Rinaldi is getting jealous!

Rinaldi is getting jealous!

Jack La Rue, who I had only previously seen play a mafia-type leader in the British film No Orchids for Miss Blandish, was a surprise to me, too.  He is a priest who recognizes the love that Frederic and Catherine have for one another.  Instead of trying to counsel them to just be friends and wait until the war is over to pursue a deeper commitment to one another, he movingly and sweetly performs a wedding for them in Frederic’s hospital room.  It’s a tender and moving scene, with the Priest intoning the Latin words of the Wedding Mass.

The Priest announces he'll marry them.

The Priest announces he’ll marry them.

Mary Philips plays Helen Ferguson in only a few scenes, but a key one is when Frederic confronts her as to why Catherine quit the nursing post and where is she?  Helen is strong in her resolve, keeps her dislike for Frederic alive, by refusing to tell him where Catherine is but gleefully adding to his worries by admitting that Catherine left due to her pregnancy with his child.

Frederic, Catherine, and Helen, who still hates men!

Frederic, Catherine, and Helen, who still hates men!

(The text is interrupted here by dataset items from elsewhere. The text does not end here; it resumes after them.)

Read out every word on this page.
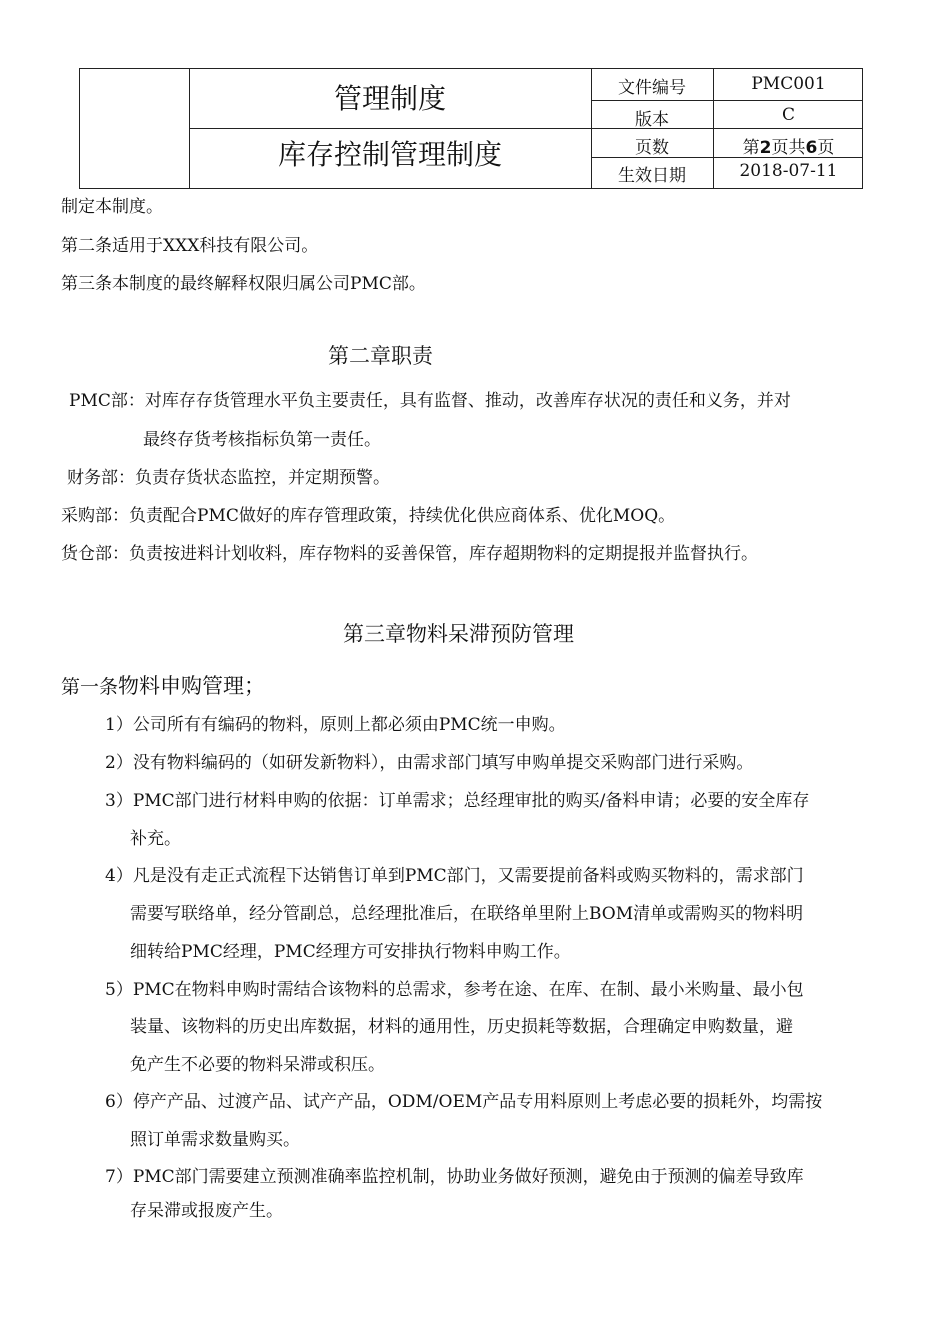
管理制度
库存控制管理制度
文件编号	PMC001
版本	C
页数	第2页共6页
生效日期	2018-07-11
制定本制度。
第二条适用于XXX科技有限公司。
第三条本制度的最终解释权限归属公司PMC部。
第二章职责
PMC部：对库存存货管理水平负主要责任，具有监督、推动，改善库存状况的责任和义务，并对
最终存货考核指标负第一责任。
财务部：负责存货状态监控，并定期预警。
采购部：负责配合PMC做好的库存管理政策，持续优化供应商体系、优化MOQ。
货仓部：负责按进料计划收料，库存物料的妥善保管，库存超期物料的定期提报并监督执行。
第三章物料呆滞预防管理
第一条物料申购管理；
1）公司所有有编码的物料，原则上都必须由PMC统一申购。
2）没有物料编码的（如研发新物料），由需求部门填写申购单提交采购部门进行采购。
3）PMC部门进行材料申购的依据：订单需求；总经理审批的购买/备料申请；必要的安全库存
补充。
4）凡是没有走正式流程下达销售订单到PMC部门，又需要提前备料或购买物料的，需求部门
需要写联络单，经分管副总，总经理批准后，在联络单里附上BOM清单或需购买的物料明
细转给PMC经理，PMC经理方可安排执行物料申购工作。
5）PMC在物料申购时需结合该物料的总需求，参考在途、在库、在制、最小米购量、最小包
装量、该物料的历史出库数据，材料的通用性，历史损耗等数据，合理确定申购数量，避
免产生不必要的物料呆滞或积压。
6）停产产品、过渡产品、试产产品，ODM/OEM产品专用料原则上考虑必要的损耗外，均需按
照订单需求数量购买。
7）PMC部门需要建立预测准确率监控机制，协助业务做好预测，避免由于预测的偏差导致库
存呆滞或报废产生。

Director Frank Borzage, who I  assumed was from another country-wrong!   He was a former silent movie actor turned director, born in the USA!  His directing skill is evident in the way he got his actors to give such outstanding performances and his scenes of the war were appropriately chilling and unusual.  I found some scenes unusual in that the way they were framed and shot, at odd angles; one scene showing a soldier outstretching his arms as if copying the same position of Jesus’s arms outstretched  on the cross.  From my research, I discovered that after Borzage gave up acting to focus on directing, one of the directors he studied and did some work with was F.W. Murnau, famed German director who specialized in the Expressionist Movement in German Films, and then carried that with him to Hollywood.  That influence had to have given Borzage the ideas for these scenes.  Another interesting scene, Borzage aided greatly by his cinematographer, Charles Lang, is a point of view series of what Frederic is seeing as he is flat on his back, being wheeled into a hospital in Milan.  Charles Lang did win the Academy Award for Best Cinematography for this film.

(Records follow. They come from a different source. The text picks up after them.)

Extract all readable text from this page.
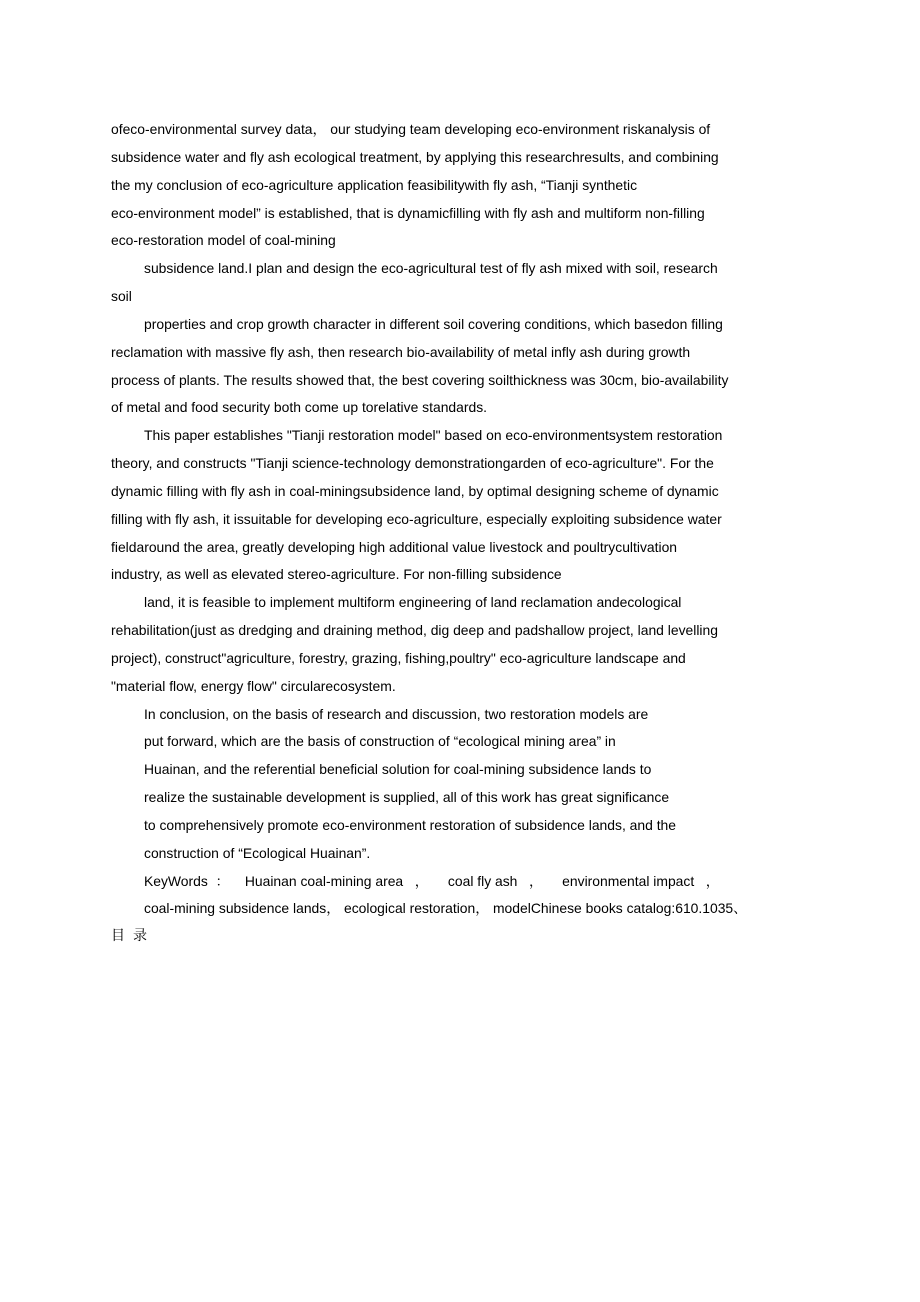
ofeco-environmental survey data， our studying team developing eco-environment riskanalysis of
subsidence water and fly ash ecological treatment, by applying this researchresults, and combining
the my conclusion of eco-agriculture application feasibilitywith fly ash, “Tianji synthetic
eco-environment model” is established, that is dynamicfilling with fly ash and multiform non-filling
eco-restoration model of coal-mining
subsidence land.I plan and design the eco-agricultural test of fly ash mixed with soil, research
soil
properties and crop growth character in different soil covering conditions, which basedon filling
reclamation with massive fly ash, then research bio-availability of metal infly ash during growth
process of plants. The results showed that, the best covering soilthickness was 30cm, bio-availability
of metal and food security both come up torelative standards.
This paper establishes "Tianji restoration model" based on eco-environmentsystem restoration
theory, and constructs "Tianji science-technology demonstrationgarden of eco-agriculture". For the
dynamic filling with fly ash in coal-miningsubsidence land, by optimal designing scheme of dynamic
filling with fly ash, it issuitable for developing eco-agriculture, especially exploiting subsidence water
fieldaround the area, greatly developing high additional value livestock and poultrycultivation
industry, as well as elevated stereo-agriculture. For non-filling subsidence
land, it is feasible to implement multiform engineering of land reclamation andecological
rehabilitation(just as dredging and draining method, dig deep and padshallow project, land levelling
project), construct"agriculture, forestry, grazing, fishing,poultry" eco-agriculture landscape and
"material flow, energy flow" circularecosystem.
In conclusion, on the basis of research and discussion, two restoration models are
put forward, which are the basis of construction of “ecological mining area” in
Huainan, and the referential beneficial solution for coal-mining subsidence lands to
realize the sustainable development is supplied, all of this work has great significance
to comprehensively promote eco-environment restoration of subsidence lands, and the
construction of “Ecological Huainan”.
KeyWords  ：    Huainan coal-mining area   ，     coal fly ash   ，     environmental impact   ，
coal-mining subsidence lands， ecological restoration， modelChinese books catalog:610.1035、
目录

A Farewell to Arms is available to see via streaming on Amazon, either through their instant rent program or through your Roku Box(that’s how I was able to call it up and watch it for free!)  One could buy it through Amazon or TCM’s Shop.  Netflix has A Farewell to Arms, but it is the 1957 version that starred Rock Hudson and Jennifer Jones.  As much as I like Hudson and Jones’s bodies of work throughout their acting careers, I find the version they starred in  a bit draggy at times.  The 1932 version with Cooper and Hayes flowed much faster.

For a look at love during the midst of a horrific war, have your kleenaxes handy, get yourself a dvd of A Farewell to Arms!!